Howard has one of the eight remaining, though it doesn't date to the 19th century like the others and has been rebuilt substantially in recent years. A bridge enthusiast, Hubert Burdette, built it of barn timbers on his property in Lisbon, off Newport Road near Route 94, 50 years ago.
Actually, the Maryland county richest in these bridges is Frederick, where three remain. Unfortunately, they have recently suffered the same fate as many of these crossings nationally, having been wrecked by arson or negligence.
Two years ago, the Loy's Station Bridge near Rocky Ridge was almost destroyed by a man who set it ablaze in an insurance fraud scheme. It's a gauge of how strongly Frederick countians feel about their bridges that the sentencing for the crime made banner news in the local press. A truck damaged the Roddy Road covered bridge near Thurmont last year. And the support beam of a third covered bridge was also cracked by a passing truck last summer.

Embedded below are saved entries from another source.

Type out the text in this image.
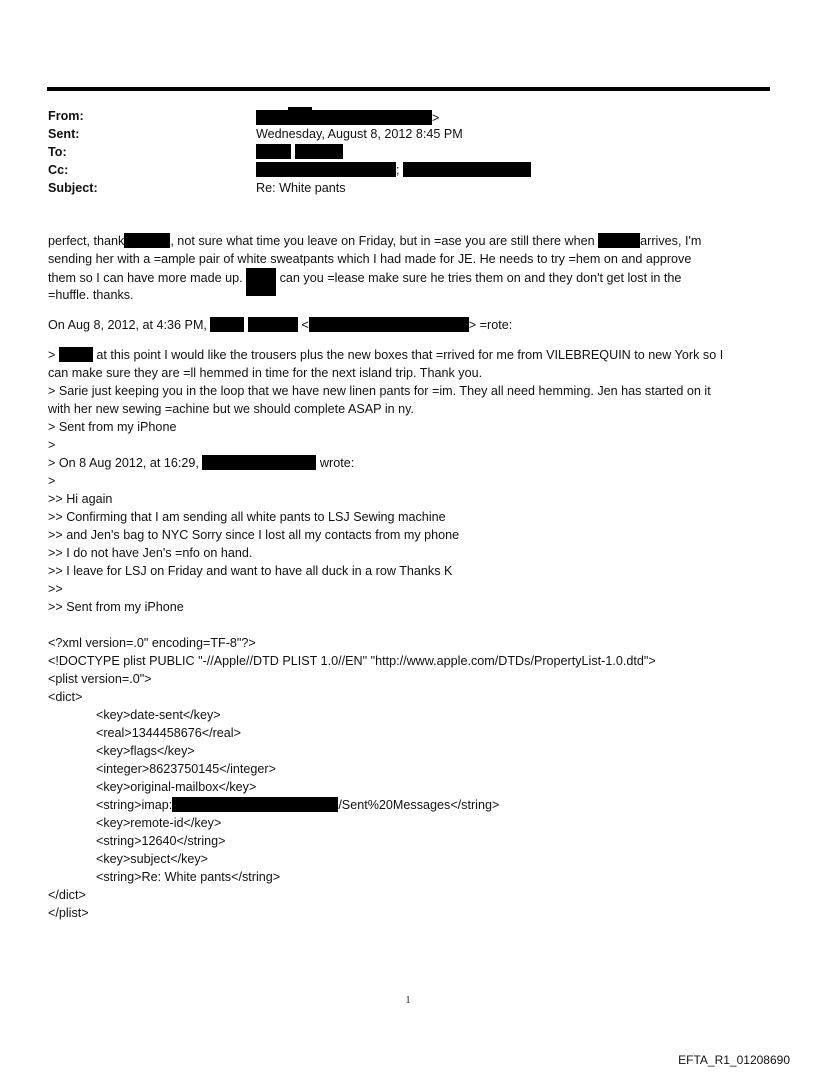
From:	>
Sent:	Wednesday, August 8, 2012 8:45 PM
To:

Cc:	;
Subject:	Re: White pants
perfect, thank	, not sure what time you leave on Friday, but in =ase you are still there when	arrives, I'm
sending her with a =ample pair of white sweatpants which I had made for JE. He needs to try =hem on and approve
them so I can have more made up.	can you =lease make sure he tries them on and they don't get lost in the
=huffle. thanks.
On Aug 8, 2012, at 4:36 PM,	<	> =rote:
>	at this point I would like the trousers plus the new boxes that =rrived for me from VILEBREQUIN to new York so I
can make sure they are =ll hemmed in time for the next island trip. Thank you.
> Sarie just keeping you in the loop that we have new linen pants for =im. They all need hemming. Jen has started on it
with her new sewing =achine but we should complete ASAP in ny.
> Sent from my iPhone
>
> On 8 Aug 2012, at 16:29,	wrote:
>
>> Hi again
>> Confirming that I am sending all white pants to LSJ Sewing machine
>> and Jen's bag to NYC Sorry since I lost all my contacts from my phone
>> I do not have Jen's =nfo on hand.
>> I leave for LSJ on Friday and want to have all duck in a row Thanks K
>>
>> Sent from my iPhone
<?xml version=.0" encoding=TF-8"?>
<!DOCTYPE plist PUBLIC "-//Apple//DTD PLIST 1.0//EN" "http://www.apple.com/DTDs/PropertyList-1.0.dtd">
<plist version=.0">
<dict>
<key>date-sent</key>
<real>1344458676</real>
<key>flags</key>
<integer>8623750145</integer>
<key>original-mailbox</key>
<string>imap:	/Sent%20Messages</string>
<key>remote-id</key>
<string>12640</string>
<key>subject</key>
<string>Re: White pants</string>
</dict>
</plist>
1
EFTA_R1_01208690
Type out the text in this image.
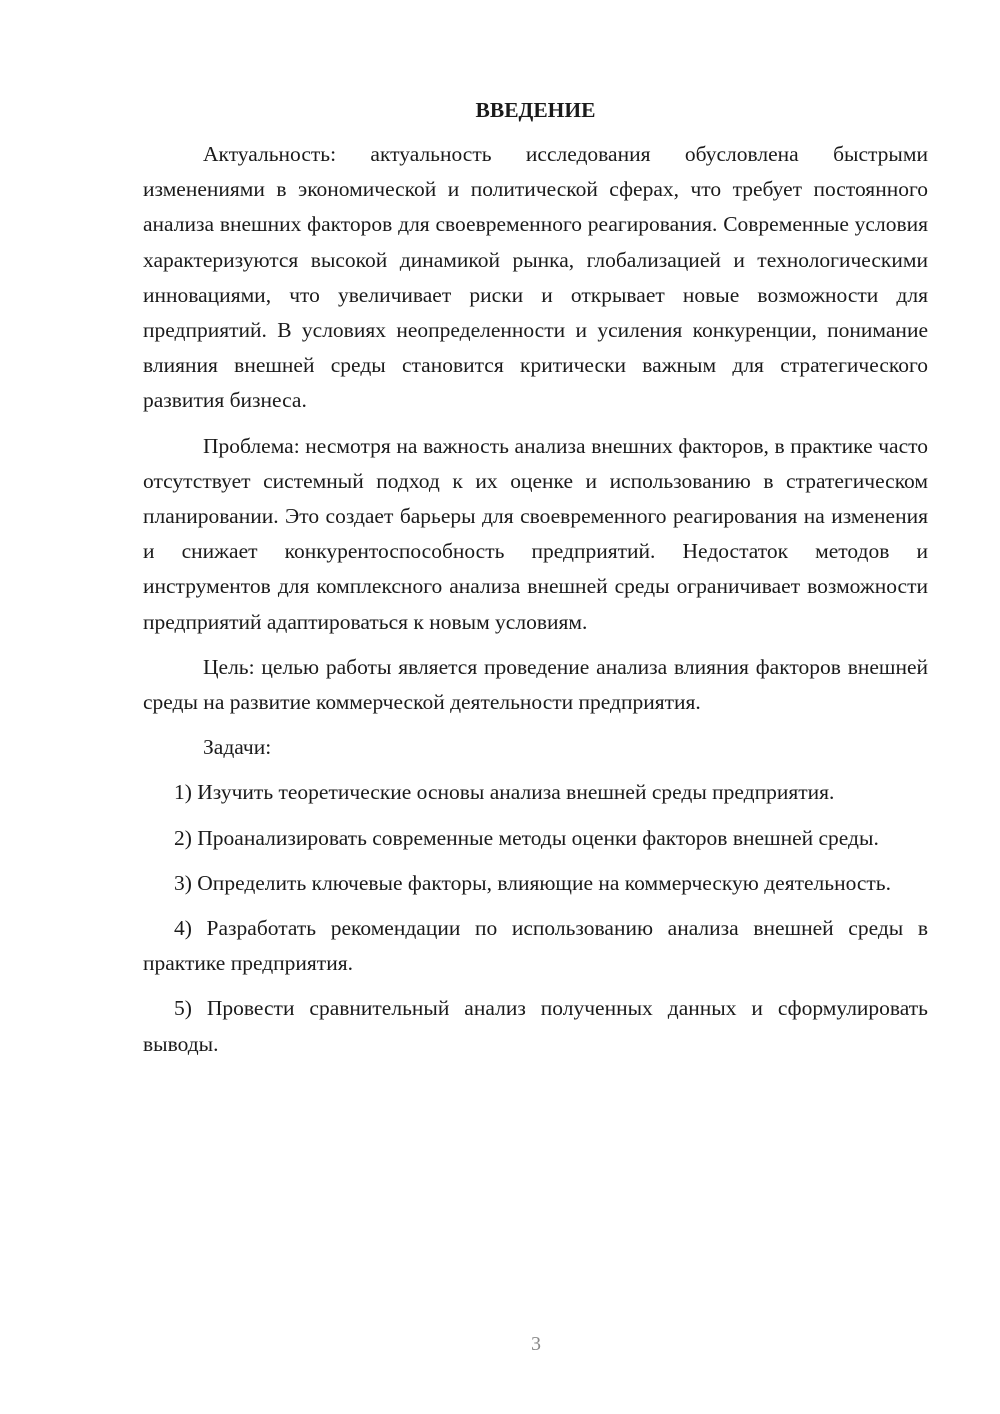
ВВЕДЕНИЕ

Актуальность: актуальность исследования обусловлена быстрыми изменениями в экономической и политической сферах, что требует постоянного анализа внешних факторов для своевременного реагирования. Современные условия характеризуются высокой динамикой рынка, глобализацией и технологическими инновациями, что увеличивает риски и открывает новые возможности для предприятий. В условиях неопределенности и усиления конкуренции, понимание влияния внешней среды становится критически важным для стратегического развития бизнеса.

Проблема: несмотря на важность анализа внешних факторов, в практике часто отсутствует системный подход к их оценке и использованию в стратегическом планировании. Это создает барьеры для своевременного реагирования на изменения и снижает конкурентоспособность предприятий. Недостаток методов и инструментов для комплексного анализа внешней среды ограничивает возможности предприятий адаптироваться к новым условиям.

Цель: целью работы является проведение анализа влияния факторов внешней среды на развитие коммерческой деятельности предприятия.

Задачи:

1) Изучить теоретические основы анализа внешней среды предприятия.

2) Проанализировать современные методы оценки факторов внешней среды.

3) Определить ключевые факторы, влияющие на коммерческую деятельность.

4) Разработать рекомендации по использованию анализа внешней среды в практике предприятия.

5) Провести сравнительный анализ полученных данных и сформулировать выводы.

3
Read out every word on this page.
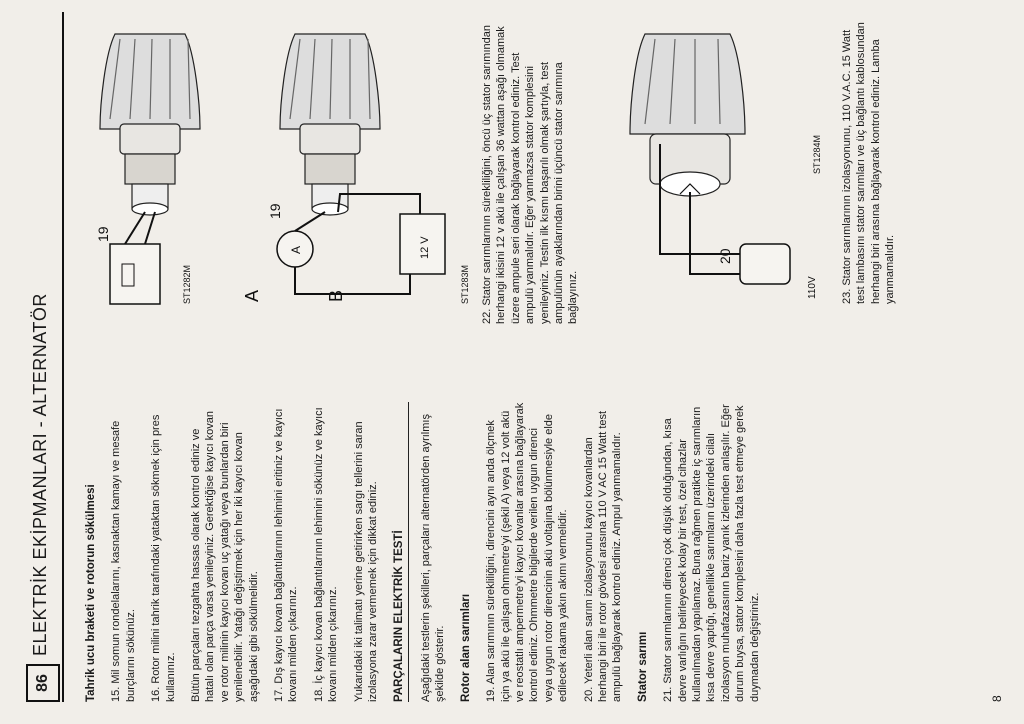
86
ELEKTRİK EKİPMANLARI - ALTERNATÖR	Tahrik ucu braketi ve rotorun sökülmesi 15. Mil somun rondelalarını, kasnaktan kamayı ve mesafe burçlarını sökünüz. 16. Rotor milini tahrik tarafındaki yataktan sökmek için pres kullanınız. Bütün parçaları tezgahta hassas olarak kontrol ediniz ve hatalı olan parça varsa yenileyiniz. Gerektiğise kayıcı kovan ve rotor milinin kayıcı kovan uç yatağı veya bunlardan biri yenilenebilir. Yatağı değiştirmek için her iki kayıcı kovan aşağıdaki gibi sökülmelidir. 17. Dış kayıcı kovan bağlantılarının lehimini eritiniz ve kayıcı kovanı milden çıkarınız. 18. İç kayıcı kovan bağlantılarının lehimini sökünüz ve kayıcı kovanı milden çıkarınız. Yukarıdaki iki talimatı yerine getirirken sargı tellerini saran izolasyona zarar vermemek için dikkat ediniz. PARÇALARIN ELEKTRİK TESTİ Aşağıdaki testlerin şekilleri, parçaları alternatörden ayrılmış şekilde gösterir. Rotor alan sarımları 19. Alan sarımının sürekliliğini, direncini aynı anda ölçmek için ya akü ile çalışan ohmmetre'yi (şekil A) veya 12 volt akü ve reostatlı ampermetre'yi kayıcı kovanlar arasına bağlayarak kontrol ediniz. Ohmmetre bilgilerde verilen uygun direnci veya uygun rotor direncinin akü voltajına bölünmesiyle elde edilecek rakama yakın akımı vermelidir. 20. Yeterli alan sarım izolasyonunu kayıcı kovanlardan herhangi biri ile rotor gövdesi arasına 110 V AC 15 Watt test ampulü bağlayarak kontrol ediniz. Ampul yanmamalıdır. Stator sarımı 21. Stator sarımlarının direnci çok düşük olduğundan, kısa devre varlığını belirleyecek kolay bir test, özel cihazlar kullanılmadan yapılamaz. Buna rağmen pratikte iç sarımların kısa devre yaptığı, genellikle sarımların üzerindeki cilalı izolasyon muhafazasının bariz yanık izlerinden anlaşılır. Eğer durum buysa, stator komplesini daha fazla test etmeye gerek duymadan değiştiriniz.

19
A
ST1282M
A	12 V
19
B	ST1283M 22. Stator sarımlarının sürekliliğini, öncü üç stator sarımından herhangi ikisini 12 v akü ile çalışan 36 wattan aşağı olmamak üzere ampule seri olarak bağlayarak kontrol ediniz. Test ampulü yanmalıdır. Eğer yanmazsa stator komplesini yenileyiniz. Testin ilk kısmı başarılı olmak şartıyla, test ampulünün ayaklarından birini üçüncü stator sarımına bağlayınız.

20
110V
ST1284M 23. Stator sarımlarının izolasyonunu, 110 V.A.C. 15 Watt test lambasını stator sarımları ve üç bağlantı kablosundan herhangi biri arasına bağlayarak kontrol ediniz. Lamba yanmamalıdır.

8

Negligent drivers aside, there are greater challenges to man's ingenuity than the preservation from fire of these bridges; it's a challenge that state and local authorities should meet. Sprinkler systems are available as are wood and paint treated to retard fire. At the least, automatic fire alarms could be installed to summon local fire companies.
One unfortunate irony we must add is that we didn't compose the previous paragraph. It was lifted almost verbatim from an Evening Sun editorial published in 1961. If there's any proof needed that Maryland hasn't sufficiently treasured its covered bridges, it is that 32 years later, the problem remains as frozen in time as these graceful relics.